1.First task was to read the data from file. The csv file was having headers at the top followed by the actual data. Hence, we used the pandas read_csv function to read the data and ignoring the headers.

2. On checking the datatypes for all columns, we found the following:

minority        object

age            float64

gender          object

credits         object

beauty         float64

eval           float64

division        object

native          object

tenure          object

students         int64

allstudents      int64

prof             int64

dtype: object

Filling Incorrect/Missing Data

1.For columns involving strings, we found some typos in the provided data e.g. 'yesd' for 'yes' in minority column. Hence, we used pandas replace() function to replace them with correct values.

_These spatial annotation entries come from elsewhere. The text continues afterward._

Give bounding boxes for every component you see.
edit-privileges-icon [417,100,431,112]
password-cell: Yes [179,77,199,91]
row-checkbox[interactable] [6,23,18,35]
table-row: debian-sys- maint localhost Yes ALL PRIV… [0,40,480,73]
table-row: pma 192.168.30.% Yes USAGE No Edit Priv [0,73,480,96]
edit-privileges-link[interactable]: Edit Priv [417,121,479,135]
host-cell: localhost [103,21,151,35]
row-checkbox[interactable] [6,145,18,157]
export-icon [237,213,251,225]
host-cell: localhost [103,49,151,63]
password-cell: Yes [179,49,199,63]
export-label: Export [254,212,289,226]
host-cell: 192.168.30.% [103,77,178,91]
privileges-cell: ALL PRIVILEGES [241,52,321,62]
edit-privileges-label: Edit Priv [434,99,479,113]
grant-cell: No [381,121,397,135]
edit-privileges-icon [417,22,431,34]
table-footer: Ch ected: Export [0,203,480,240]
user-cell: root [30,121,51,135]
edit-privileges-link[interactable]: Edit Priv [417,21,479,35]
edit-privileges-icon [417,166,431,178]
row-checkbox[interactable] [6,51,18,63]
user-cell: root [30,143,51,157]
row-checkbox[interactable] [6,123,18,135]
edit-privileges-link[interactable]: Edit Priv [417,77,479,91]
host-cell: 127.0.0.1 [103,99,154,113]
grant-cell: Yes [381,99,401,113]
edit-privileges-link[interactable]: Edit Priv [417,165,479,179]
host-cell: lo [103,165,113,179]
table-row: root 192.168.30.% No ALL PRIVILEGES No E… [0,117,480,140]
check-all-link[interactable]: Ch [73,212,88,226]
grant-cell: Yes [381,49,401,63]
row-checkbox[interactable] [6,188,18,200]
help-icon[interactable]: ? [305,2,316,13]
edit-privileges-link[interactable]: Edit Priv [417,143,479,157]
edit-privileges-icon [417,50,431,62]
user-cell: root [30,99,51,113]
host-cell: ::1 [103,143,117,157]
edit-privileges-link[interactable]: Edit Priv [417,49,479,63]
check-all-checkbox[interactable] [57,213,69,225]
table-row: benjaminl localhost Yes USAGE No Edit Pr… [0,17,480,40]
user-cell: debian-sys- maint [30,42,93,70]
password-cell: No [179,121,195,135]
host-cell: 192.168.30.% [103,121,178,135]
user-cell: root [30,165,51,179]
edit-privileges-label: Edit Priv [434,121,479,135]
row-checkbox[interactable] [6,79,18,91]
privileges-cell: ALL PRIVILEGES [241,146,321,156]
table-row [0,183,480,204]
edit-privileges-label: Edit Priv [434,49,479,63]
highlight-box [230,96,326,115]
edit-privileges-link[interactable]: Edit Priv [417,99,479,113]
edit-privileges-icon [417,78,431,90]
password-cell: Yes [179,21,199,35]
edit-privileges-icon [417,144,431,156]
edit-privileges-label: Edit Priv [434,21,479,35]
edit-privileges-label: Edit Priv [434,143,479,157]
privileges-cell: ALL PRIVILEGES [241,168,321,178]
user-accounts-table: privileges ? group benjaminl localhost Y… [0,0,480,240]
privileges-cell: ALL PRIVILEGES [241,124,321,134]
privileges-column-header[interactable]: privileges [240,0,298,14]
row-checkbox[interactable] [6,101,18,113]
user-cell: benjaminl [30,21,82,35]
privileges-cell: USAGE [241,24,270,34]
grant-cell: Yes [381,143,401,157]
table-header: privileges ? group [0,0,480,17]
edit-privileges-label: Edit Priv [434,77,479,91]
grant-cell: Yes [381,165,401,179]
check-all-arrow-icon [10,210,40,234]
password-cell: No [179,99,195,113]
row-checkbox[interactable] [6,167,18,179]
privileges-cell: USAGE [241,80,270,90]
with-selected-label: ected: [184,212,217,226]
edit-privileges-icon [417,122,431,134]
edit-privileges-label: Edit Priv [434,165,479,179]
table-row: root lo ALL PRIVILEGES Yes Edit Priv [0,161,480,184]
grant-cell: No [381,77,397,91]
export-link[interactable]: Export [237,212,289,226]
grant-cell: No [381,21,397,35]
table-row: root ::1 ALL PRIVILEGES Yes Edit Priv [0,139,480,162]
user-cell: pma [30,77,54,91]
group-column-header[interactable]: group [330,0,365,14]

2.For numerical columns, we filled the NA values with the column 'mean'.

e.g.: data['eval'].fillna(data['eval'].mean(axis=0), inplace=True)

### Data Exploration

Note: For 'Beauty' column data can be plotted by taking the approximation as the data is present upto 7 decimal places

Data for particular column

1.For 'Age' field we used a histogram to identify the age distribution as it is a numeric field.

2.For 'Eval' field we used a histogram to identify the eval distribution as it is a numeric field.

3.For 'Students' field we used a histogram to identify the number of students distribution as it is a numeric field.

4.For 'All Students' field we used a histogram to identify the number of all students distribution as it is a numeric field.

5. For 'Gender' field we used a histogram to identify the gender as it is a choice field.

6. For 'Minority' field we used a histogram to identify the minority as it is a choice field.

7. For 'Credits' field we used a histogram to identify the credits as it is a choice field.

8.For 'Division' field we used a histogram to identify the division as it is a choice field.

9.For 'Native' field we used a histogram to identify the native as it is a choice field.

10. For 'Tenure' field we used a histogram to identify the tenure as it is a choice field.

Individual Plots

1. Age vs Eval

This plot will determine how age is influencing the eval score of a teacher. We will use a line plot to determine this.